Mercredi matin, l’application de covoiturage d’UberX, qui permet à des automobilistes de transporter des passagers contre rémunération, a été activée à Montréal. Uber, qui récolte 20 % des revenus de chaque course, se targue d’offrir des tarifs en moyenne 30 % moins élevés que le taxi conventionnel.

L’entreprise se défend de se livrer à des activités illégales. Directeur général d’Uber Montréal, Jean-Nicolas Guillemette décrit le service comme du « covoiturage citoyen » qui présente des avantages économiques, écologiques et sociaux.

UberX ne concurrence pas le taxi, affirme-t-il, mais représente une option supplémentaire de transport au même titre que la voiture en libre-service, Bixi ou l’autobus 747. « Nous, ce qu’on veut, c’est s’asseoir avec les autorités et s’assurer de développer une réglementation pour encadrer le covoiturage. »

M. Guillemette assure que le service est sécuritaire pour les usagers. Uber a recours à une firme privée qui procède à une vérification des antécédents criminels des conducteurs auprès des corps policiers.

L’industrie du taxi ne voit pas d’un bon oeil l’arrivéed’UberX qui fait concurrence aux chauffeurs de taxi sans se plier aux mêmes contraintes. « C’est comme deux poids deux mesures », déplore DorySaliba, présidentduComité provincial de concertation pour le développement de l’industrie du taxi.

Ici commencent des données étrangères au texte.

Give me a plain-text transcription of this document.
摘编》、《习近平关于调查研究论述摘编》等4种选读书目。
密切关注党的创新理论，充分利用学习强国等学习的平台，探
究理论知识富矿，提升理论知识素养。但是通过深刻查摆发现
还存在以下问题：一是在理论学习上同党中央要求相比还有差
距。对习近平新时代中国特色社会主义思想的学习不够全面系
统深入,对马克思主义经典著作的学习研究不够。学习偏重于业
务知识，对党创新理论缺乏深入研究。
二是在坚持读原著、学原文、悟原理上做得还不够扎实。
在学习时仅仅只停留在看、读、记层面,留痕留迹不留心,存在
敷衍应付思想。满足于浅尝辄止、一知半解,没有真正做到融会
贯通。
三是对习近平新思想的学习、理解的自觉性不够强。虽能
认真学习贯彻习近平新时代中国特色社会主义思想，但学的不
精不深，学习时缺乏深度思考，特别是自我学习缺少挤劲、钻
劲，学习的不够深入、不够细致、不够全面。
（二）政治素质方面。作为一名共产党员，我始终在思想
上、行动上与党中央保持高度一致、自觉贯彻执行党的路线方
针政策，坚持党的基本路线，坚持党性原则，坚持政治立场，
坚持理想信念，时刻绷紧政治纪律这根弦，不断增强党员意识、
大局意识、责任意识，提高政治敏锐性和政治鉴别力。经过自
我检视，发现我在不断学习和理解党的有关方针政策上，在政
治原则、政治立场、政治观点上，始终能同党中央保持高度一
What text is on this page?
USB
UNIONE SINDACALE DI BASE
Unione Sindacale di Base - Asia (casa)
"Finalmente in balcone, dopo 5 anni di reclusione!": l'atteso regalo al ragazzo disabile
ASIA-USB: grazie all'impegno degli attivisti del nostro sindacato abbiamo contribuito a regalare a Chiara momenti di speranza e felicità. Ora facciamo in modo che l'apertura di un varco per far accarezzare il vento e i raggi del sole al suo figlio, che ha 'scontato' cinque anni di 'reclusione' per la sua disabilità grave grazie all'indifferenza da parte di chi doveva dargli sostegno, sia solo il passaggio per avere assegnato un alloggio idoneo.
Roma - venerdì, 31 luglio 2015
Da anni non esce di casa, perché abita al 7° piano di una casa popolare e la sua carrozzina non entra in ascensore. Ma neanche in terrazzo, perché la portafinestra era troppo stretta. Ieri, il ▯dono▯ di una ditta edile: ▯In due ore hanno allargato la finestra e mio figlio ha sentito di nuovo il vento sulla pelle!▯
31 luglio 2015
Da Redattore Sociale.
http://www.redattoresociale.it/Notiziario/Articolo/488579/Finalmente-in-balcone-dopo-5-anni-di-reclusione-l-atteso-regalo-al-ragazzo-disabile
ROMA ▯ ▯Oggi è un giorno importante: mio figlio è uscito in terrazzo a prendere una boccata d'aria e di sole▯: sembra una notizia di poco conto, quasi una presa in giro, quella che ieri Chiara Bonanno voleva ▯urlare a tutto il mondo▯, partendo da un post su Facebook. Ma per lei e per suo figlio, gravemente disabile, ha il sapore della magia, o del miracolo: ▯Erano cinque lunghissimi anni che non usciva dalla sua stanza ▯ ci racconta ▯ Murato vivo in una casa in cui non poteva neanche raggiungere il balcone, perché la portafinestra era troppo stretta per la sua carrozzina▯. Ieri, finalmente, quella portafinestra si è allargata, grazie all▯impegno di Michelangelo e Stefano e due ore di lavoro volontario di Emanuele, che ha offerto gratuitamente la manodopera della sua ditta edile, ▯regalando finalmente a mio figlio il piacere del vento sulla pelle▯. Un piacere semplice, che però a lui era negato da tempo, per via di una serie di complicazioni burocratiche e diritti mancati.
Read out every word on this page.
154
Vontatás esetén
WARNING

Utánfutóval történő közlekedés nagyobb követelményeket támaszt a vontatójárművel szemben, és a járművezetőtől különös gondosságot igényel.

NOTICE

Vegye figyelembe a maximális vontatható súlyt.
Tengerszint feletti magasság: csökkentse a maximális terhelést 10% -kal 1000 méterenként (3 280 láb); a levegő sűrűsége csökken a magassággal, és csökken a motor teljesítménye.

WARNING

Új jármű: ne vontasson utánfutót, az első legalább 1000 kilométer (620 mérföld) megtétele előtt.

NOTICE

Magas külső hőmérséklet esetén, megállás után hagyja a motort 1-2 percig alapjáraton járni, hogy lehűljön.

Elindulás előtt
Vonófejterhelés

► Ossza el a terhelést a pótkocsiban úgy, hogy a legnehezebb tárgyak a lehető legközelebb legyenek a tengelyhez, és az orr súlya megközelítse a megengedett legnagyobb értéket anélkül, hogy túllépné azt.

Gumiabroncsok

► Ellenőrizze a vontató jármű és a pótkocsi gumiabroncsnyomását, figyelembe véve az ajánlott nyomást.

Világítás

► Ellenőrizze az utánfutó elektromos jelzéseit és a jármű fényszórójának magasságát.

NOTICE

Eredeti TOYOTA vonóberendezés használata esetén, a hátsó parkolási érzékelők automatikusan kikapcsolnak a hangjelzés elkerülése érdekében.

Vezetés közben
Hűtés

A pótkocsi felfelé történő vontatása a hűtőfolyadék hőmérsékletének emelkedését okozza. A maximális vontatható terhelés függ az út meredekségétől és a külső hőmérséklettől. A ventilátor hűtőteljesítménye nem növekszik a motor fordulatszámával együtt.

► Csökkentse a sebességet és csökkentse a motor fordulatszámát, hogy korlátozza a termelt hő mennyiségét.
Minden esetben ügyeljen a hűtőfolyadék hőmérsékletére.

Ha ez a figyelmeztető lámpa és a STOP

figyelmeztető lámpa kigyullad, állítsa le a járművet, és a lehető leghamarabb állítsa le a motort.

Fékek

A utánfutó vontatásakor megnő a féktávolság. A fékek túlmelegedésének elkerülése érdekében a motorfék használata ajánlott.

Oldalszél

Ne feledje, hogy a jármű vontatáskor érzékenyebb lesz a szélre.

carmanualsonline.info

Contrairement au maire Coderre, Projet Montréal croit que l’arrivée d’UberX est une bonne nouvelle. « Dans ce que nous pouvons constater sur ce qui se passe dans les autres villes, ce type de transport est bien vécu par les participants », indique Catherine Maurice, attachée de presse au cabinet de l’opposition à l’Hôtel de Ville. « UberX a une bonne assurance et les antécédents des chauffeurs sont vérifiés. Il faut mettre de la pression sur le gouvernement du Québec pour qu’il encadre mieux ces nouvelles réalités de l’industrie du taxi qui semblent être là pour de bon. L’industrie du taxi est en pleine mutation. Le statu quo n’est plus possible. »


 
1 commentaire
  • Jacques Parent - Inscrit 30 octobre 2014 11 h 44

    ma sécurité par Uber prime sur les dinosaures

    Évaluer un mauvais chauffeur, payer par le web et suivre l'arrivée d'un véhicule sont des options essentielles. Je ne reviendrais jamais en arrière. Pour vivre au centre-ville, je vois des dizaines de mauvais conducteurs de taxi chaque jour. N'avoir aucun moyen de savoir si mon conducteur est dangereux ou pas est inacceptable. Je préfère vivre avec une utilisation illégale d'un bon service plutôt que d'encourager l'industrie du taxi archaïque de Montréal. Je ne mettrais plus jamais ma sécurité en jeu. Sans compter que les voitures sont souvent sales et n'offrent pas systématiquement le paiement par carte de débit ou crédit. Ce n'est pas seulement une question de sauver 15-30%. L'industrie doit s'adapter maintenant ou crever!